The strict rendering of the facts should be, “you are part of the present phase of the identity of such and such a past identity,” i.e., either of the two eggs or the four fowls, as the case may be; this will put the eggs and the fowls, as it were, into the same box, and will meet both the philosophical and legal requirement of the case, only it is a little long.

So far then, as regards actual identity of personality; which, we find, will allow us to say, that eggs are part of the present phase of a certain past identity, whether of other eggs, or of fowls, or chickens, and in like, manner that chickens are part of the present phase of certain other chickens, or eggs, or fowls; in fact, that anything is part of the present phase of any past identity in the line of its ancestry. But as regards the actual memory of such identity (unconscious memory, but still clearly memory), we observe that the egg, as long as it is an egg, appears to have a very distinct recollection of having been an egg before, and the fowl of having been a fowl before, but that neither egg nor fowl appear to have any recollection of any other stage of their past existences, than the one corresponding to that in which they are themselves at the moment existing.
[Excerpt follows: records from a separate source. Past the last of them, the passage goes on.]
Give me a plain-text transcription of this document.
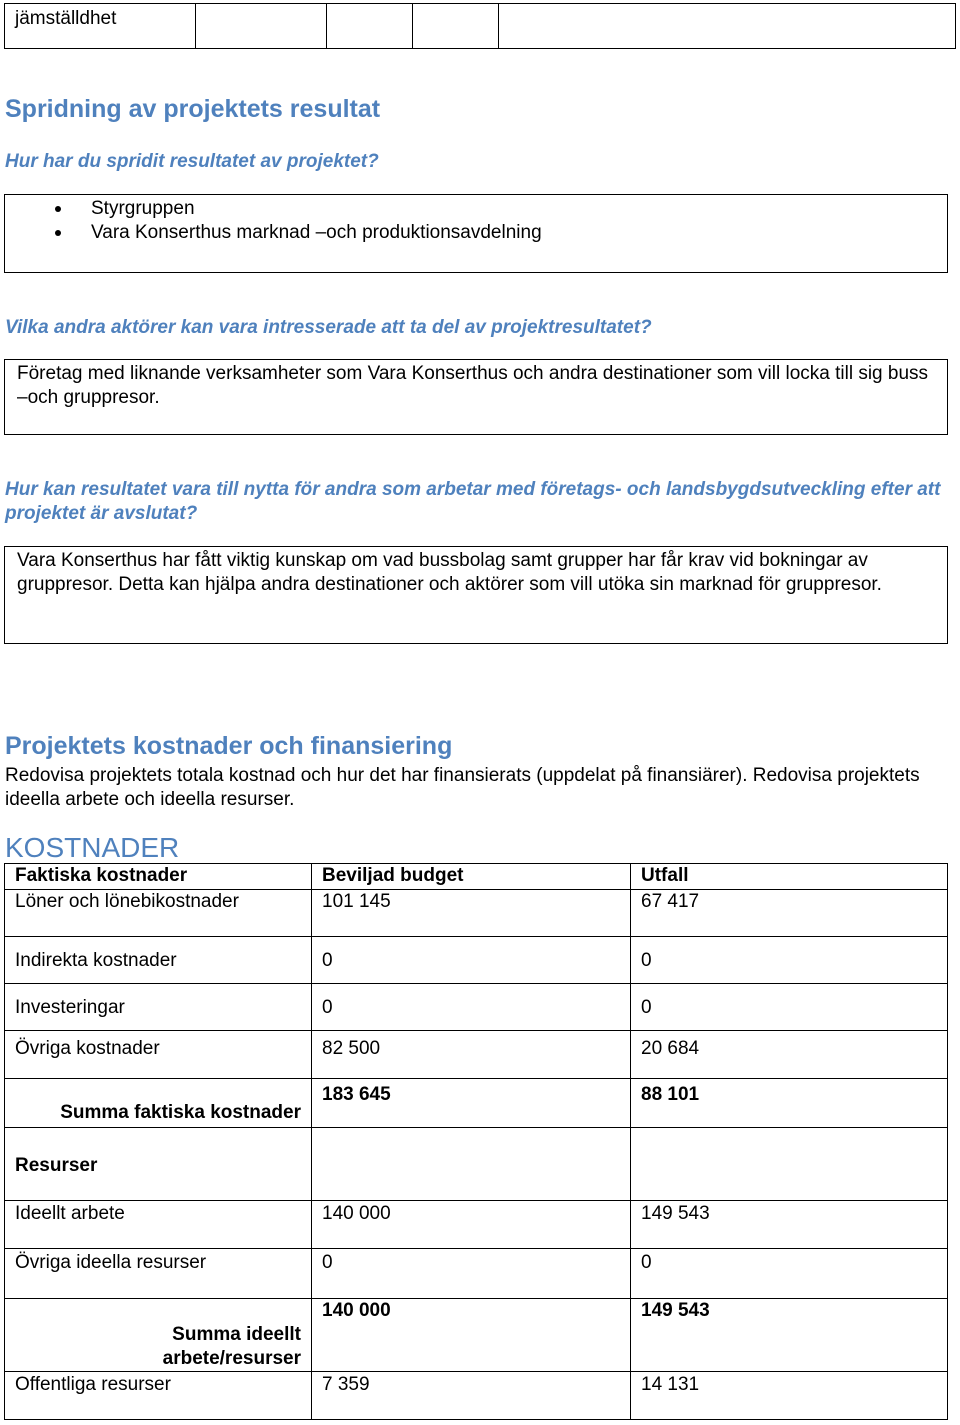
jämställdhet				
Spridning av projektets resultat

Hur har du spridit resultatet av projektet?

Styrgruppen
Vara Konserthus marknad –och produktionsavdelning

Vilka andra aktörer kan vara intresserade att ta del av projektresultatet?

Företag med liknande verksamheter som Vara Konserthus och andra destinationer som vill locka till sig buss –och gruppresor.

Hur kan resultatet vara till nytta för andra som arbetar med företags- och landsbygdsutveckling efter att projektet är avslutat?

Vara Konserthus har fått viktig kunskap om vad bussbolag samt grupper har får krav vid bokningar av gruppresor. Detta kan hjälpa andra destinationer och aktörer som vill utöka sin marknad för gruppresor.
Projektets kostnader och finansiering
Redovisa projektets totala kostnad och hur det har finansierats (uppdelat på finansiärer). Redovisa projektets ideella arbete och ideella resurser.
KOSTNADER
Faktiska kostnader	Beviljad budget	Utfall
Löner och lönebikostnader	101 145	67 417
Indirekta kostnader	0	0
Investeringar	0	0
Övriga kostnader	82 500	20 684
Summa faktiska kostnader	183 645	88 101
Resurser		
Ideellt arbete	140 000	149 543
Övriga ideella resurser	0	0
Summa ideellt arbete/resurser	140 000	149 543
Offentliga resurser	7 359	14 131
So we, at six or seven years old, have no recollection of ever having been infants, much less of having been embryos; but the manner in which we shed our teeth and make new ones, and the way in which we grow generally, making ourselves for the most part exceedingly like what we made ourselves, in the person of some one of our nearer ancestors, and not unfrequently repeating the very blunders which we made upon that occasion when we come to a corresponding age, proves most incontestably that we remember our past existences, though too utterly to be capable of introspection in the matter. So, when we grow wisdom teeth, at the age it may be of one or two and twenty, it is plain we remember our past existences at that age, however completely we may have forgotten the earlier stages of our present existence. It may be said that it is the jaw which remembers, and not we, but it seems hard to deny the jaw a right of citizenship in our personality; and in the case of a growing boy, every part of him seems to remember equally well, and if every part of him combined does not make him, there would seem but little use in continuing the argument further.

In like manner, a caterpillar appears not to remember having been an egg, either in its present or any past existence. It has no concern with eggs as soon as it is hatched, but it clearly remembers not only having been a caterpillar before, but also having turned itself into a chrysalis before; for when the time comes for it to do this, it is at no loss, as it would certainly be if the position was unfamiliar, but it immediately begins doing what it did when last it was in a like case, repeating the process as nearly as the environment will allow, taking every step in the same order as last time, and doing its work with that ease and perfection which we observe to belong to the force of habit, and to be utterly incompatible with any other supposition than that of long long practice.

Once having become a chrysalis, its memory of its caterpillarhood appears to leave it for good and all, not to return until it again assumes the shape of a caterpillar by process of descent. Its memory now overleaps all past modifications, and reverts to the time when it was last what it is now, and though it is probable that both caterpillar and chrysalis, on any given day of their existence in either of these forms, have some sort of dim power of recollecting what happened to them yesterday, or the day before; yet it is plain their main memory goes back to the corresponding day of their last existence in their present form, the chrysalis remembering what happened to it on such a day far more practically, though less consciously, than what happened to it yesterday; and naturally, for yesterday is but once, and its past existences have been legion. Hence, it prepares its wings in due time, doing each day what it did on the corresponding day of its last chrysalishood and at length becoming a moth; whereon its circumstances are so changed that it loses all sense of its identity as a chrysalis (as completely as we, for precisely the same reason, lose all sense of our identity with ourselves as infants), and remembers nothing but its past existences as a moth.